Опубликовано в журнале Неприкосновенный запас, номер 3, 2004
Статья Виктора Воронкова лишь номинально связана со вновь конструируемой и оспариваемой границей между «качественными» и «количественными» методами, являясь очевидной попыткой спровоцировать дискуссию о лишении института опросов общественного мнения привилегированного эпистемологического и академического статуса. Вероятно, за этой попыткой можно усмотреть и более дальний умысел: поскольку знание как обоснованное истинное высказывание о положении дел в мире всегда совпадает или не совпадает с чьими-либо интересами (в силу того, что всякое положение дел бывает кому-нибудь да выгодно), речь идет не о возможности порождения нового типа «бессубъектного» знания, выражающего интересы того, что Джеффри Александер недавно остроумно назвал «отсутствующим разумом»[1], а о желании закрепить привилегированный статус подлинной социологии за так называемыми качественными исследованиями. В этой ситуации, которую автор полагает пока возможной лишь теоретически, некая условная фигура Власти будет говорить не «вот нам тут и социологи подсчитали», а «вот нам тут и социологи напонимали (проинтуичили?)».
Конечно, автор надеется, что у предпочитаемого им типа исследовательской деятельности существует «внутренняя» защита от соблазна злоупотреблений: отсутствие у власти интереса к «перспективе отдельного человека» (но ведь это зависит от того, кто этот человек?) и полезность полученных результатов исключительно для собственного профессионального сообщества (кто мог бы желать большего?). Признаюсь, я присоединилась бы к любой критике неквалифицированных и ориентированных на «злобу дня» опросов общественного мнения, порождающих ненадежные и недостоверные данные, которые Виктор Воронков хочет называть артефактами, если бы наблюдения и повествования, пределом аутентичности для которых является пока не извлеченный из «эпистемологического чулана» метод систематической интроспекции (не сглазить бы), не порождали в свою очередь столь масштабных фикций в широком и узком смыслах слова. Впрочем, постмодернистская критика социологической теории и методологии не видит в сближении этнографического отчета и художественного вымысла никакой беды, и последние два десятка лет признаваться в том, что ты кого-то «понял», столь же некорректно, как и в том, что ты кого-то «подсчитал». Именно постмодернистская критика интерпретативного эссенциализма (термин Умберто Эко) заставила прежних сторонников качественной методологии и «интерпретативного поворота» в социальных науках стать в комическую позу защитников научной объективности (с этой точки зрения интересны, в частности, последние работы Говарда Бекера, Дэвида Силвермана и других)[2]. Герменевтической наивности интерпретативного доступа к тому, что на самом деле хотел сказать или сделать другой, противостоит вовсе не «количественная методология», требующая высокой культуры децентрации и начинающаяся там, где низкозатратная «качественная» быстро заканчивается, а непредустановленная гармония между антисциентистской традицией в культуре и давлением рынка интеллектуальных услуг в сторону минимизирующих издержки фокус-групп, экспертных интервью с подходящими людьми и других инструментов создания общественного мнения.

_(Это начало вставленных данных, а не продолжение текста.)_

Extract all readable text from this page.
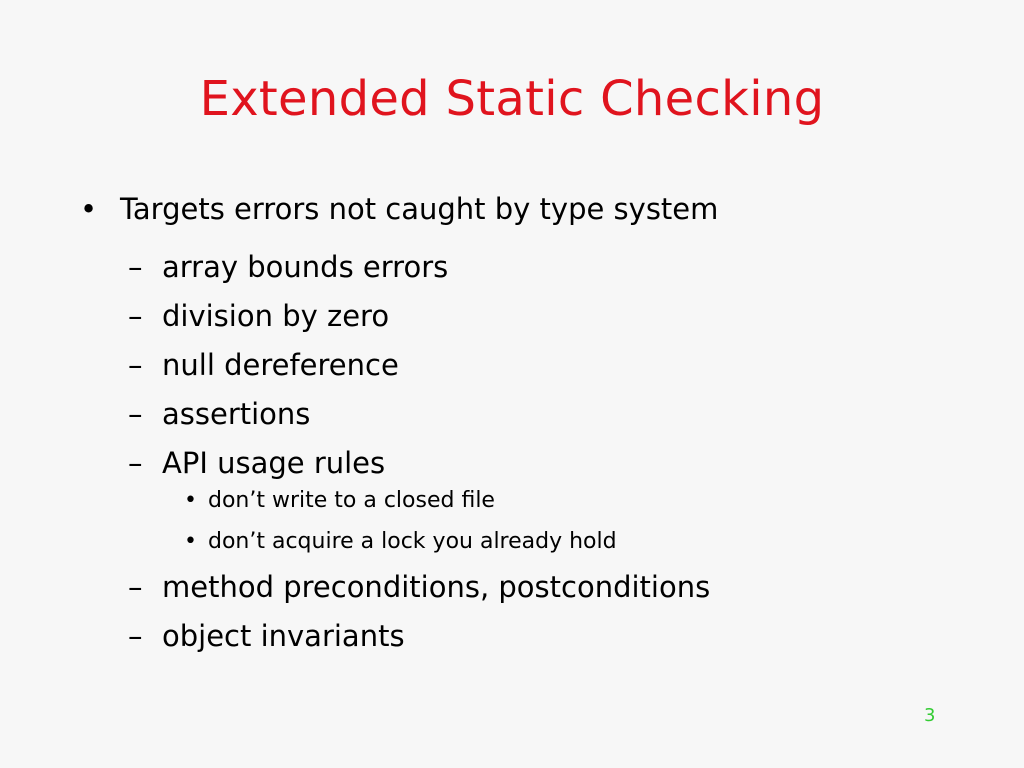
Extended Static Checking
• Targets errors not caught by type system
– array bounds errors
– division by zero
– null dereference
– assertions
– API usage rules
• don’t write to a closed file
• don’t acquire a lock you already hold
– method preconditions, postconditions
– object invariants
3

Я не стану анализировать в кратком комментарии, что в действительности отражает противостояние «качественного — количественного» в социологической методологии, и описывать причины нынешнего закономерного смещения этого противостояния на периферию академического дискурса (в соседние гуманитарные дисциплины, а также в обширную область прикладного социального знания -от маркетинговых исследований до социальной работы и оценивания социальных программ в области здравоохранения и образования). Взамен позволю себе небольшую контрпровокацию, поводом к которой стало настойчиво упоминаемое Виктором Воронковым «удовольствие пощупать своими руками социальную реальность» (здесь трудно удержаться в рамках легкой деконструкции и отказать себе в удовольствии перейти к глубинным процедурам психоанализа). Я лишь приведу довольно длинную цитату из «Дилеммы Гермеса» Винсента Крапанзано, одного из постмодернистских критиков интерпретативной антропологии (цитату, уже использованную мною в упомянутой в последней сноске статье):
«Этнограф немного похож на Гермеса: он вестник, который, располагая [специальными] методологиями раскрытия замаскированного, латентного и бессознательного, может даже заполучить свое сообщение посредством кражи. Он представляет [presents] языки, культуры и общества во всей их непрозрачности, в их чужеземности, в их бессмысленности. Затем он, подобно магу, герменевту, подобно самому Гермесу, проясняет неясное, делает чужое знакомым и наделяет значением бессмысленное. Он декодирует сообщение. Он интерпретирует. Этнограф обычно признает условный характер своих интерпретаций… [Однако] он не признает условный, временный характер своих презентаций. Они определенны и окончательны. Этнограф не видит парадокса в том, что его “условные интерпретации” подкрепляют “окончательные презентации” (возможно, по этой причине он настаивает на возможности окончательного прочтения [“текста культуры”]). Будучи встроенной в интерпретацию, презентация этнографа ограничивает возможности реинтерпретации. Этнография замыкается сама на себя. Возможно даже, что более общие теории, создаваемые этнологом на основе этнографических презентаций, — это только отражения, искаженные повторения в другом регистре тех “условных интерпретаций”, которые поддерживали презентацию [этнографических] данных... Гермес был фаллическим божеством, божеством плодородия. Интерпретация понимается как фаллическая, агрессивно-проникающая, жестокая и насильственная, разрушительная, а также как плодородная, оплодотворяющая, плодотворная и творческая. Мы говорим, что текст и даже культура несут в себе значение [pregnantwithmeaning]. Не становятся ли значения, которые несут в себе презентации этнографа, результатом произведенного им [этнографом] интерпретативного фаллического оплодотворения?»[3]
[1] Перевод его работы «Общая теория в состоянии постпозитивизма: Эпистемологическая Дилемма и поиск присутствующего разума», выполненный мною при участии Марии Сергеевны Добряковой, опубликован в журнале «Социология: 4 М» и может быть рекомендован читателям, которым действительно интересно узнать, в чем заключается противостояние между постпозитивистской эпистемологией и неоромантическим контекстуализмом. Ключевая идея этой работы — ложный характер «дилеммы» как выбора между научной теорией и методологией и антисциентистским релятивизмом, во многом перекликается с главным тезисом нашей с покойным проф. Геннадием Семеновичем Батыгиным статьи десятилетней давности.
[2] Подробнее о постмодернистской критике интерпретативного подхода мне приходилось писать в статье: «Пределы понимания: Лингвистическая Метафора и проблема этнографической интерпретации культуры» (Аспекты социальной теории и современного общества / Под ред. А. Согомонова и С. Кухтерина. М.: Институт социологии РАН, 1999).
[3] Crapanzano V. «Hermes’ Dilemma»: The Masking of Subversion in Ethnographic Description // Hermes’ Dilemma and Hamlet’s Desire. On the Epistemology of Interpretation. Cambridge et al.: Harvard University Press, 1992. P. 43—44. (Впервыеопубликованов: Clifford J. and Marcus G. (Еds.). Writing Culture. Berkeley: University of California Press, 1986.)